09 January 2012

The Heathcliff Syndrome

I have a confession.  I do not like the book Wuthering Heights.  I know, I know…I hear it every time I say that sentence.  WTF?  Aren’t you a romance writer?  You don’t love Heathcliff? No, no I don’t.  While many consider Heathcliff romantic, I found him to be an angry, brutal, hate-filled character. 

And yet there was a time when romance novels epitomized Heathcliff as the role model for the hero.  I grew up reading Harlequin Presents in the 1980’s; my favorite author being Carole Mortimer.  I was swept away by the passionate love displayed between the covers, always told through the eyes of the heroine.  The women struggled to be strong, even the ones who had been beaten down by cruel circumstances, and managed to find passionate love.  I thought I would find one of those handsome, rich, stoic men and live happily ever after.  Back then, in my young girlhood mind, I didn’t see how these heroes between the pages of my favorite romance books, all resembled Heathcliff. 
 
Harlequins were littered with such dialogue tags like “..he growled at her” or “…he looked at her coldly”.   He was forever driving her up a wall or being unnecessarily cruel to her in an effort to hide his feelings.  There was always something that prevented him from opening up to her, being nice, or admitting his love. 

Now, I do understand Heathcliff’s pain, his embarrassment at being an outcast, and the hate he must have felt at Catherine’s betrayal at picking Edgar Linton for money over his love.  That is tragedy and I get that.  But it’s the bastard he became after he came back to enact his revenge that turned me off of him being a romantic figure. 

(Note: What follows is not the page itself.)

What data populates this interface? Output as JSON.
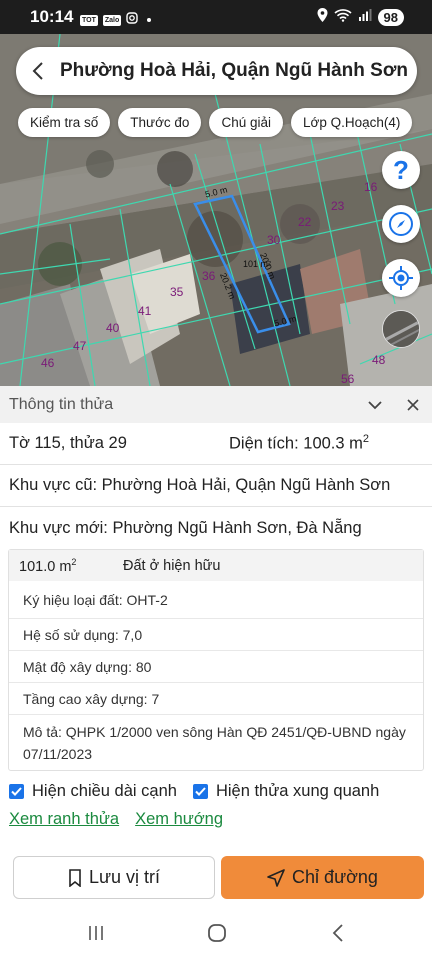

I’m very careful in my own books to not encroach my heroes or heroines so far that they are unredeemable, as Heathcliff was.  I love conflict within my characters, for instance, in my novel A Silver Lining, Heather Hart is a woman who has had a shitty life.  And that pain has turned her in a foul-mouth, unlikable character.  But she’s strong enough not to give into the blackness that surrounds her soul so when true love finds her she is redeemable.

What I love about romance is that you can type into Google “The best romance story ever” and you’ll get a bazillion different opinions about what is love and how it’s shared.  Heathcliff will forever linger in minds as romantically tragic, and even thought I may not like him, I appreciate what he did for the genre I write today.  I fell in love with the harsh, angry heroes from my precious Harlequins and they inspired my addiction to romance.  Heathcliff made me want to rescue every single man out there in pain and in anger, so I do my best, one story at a time.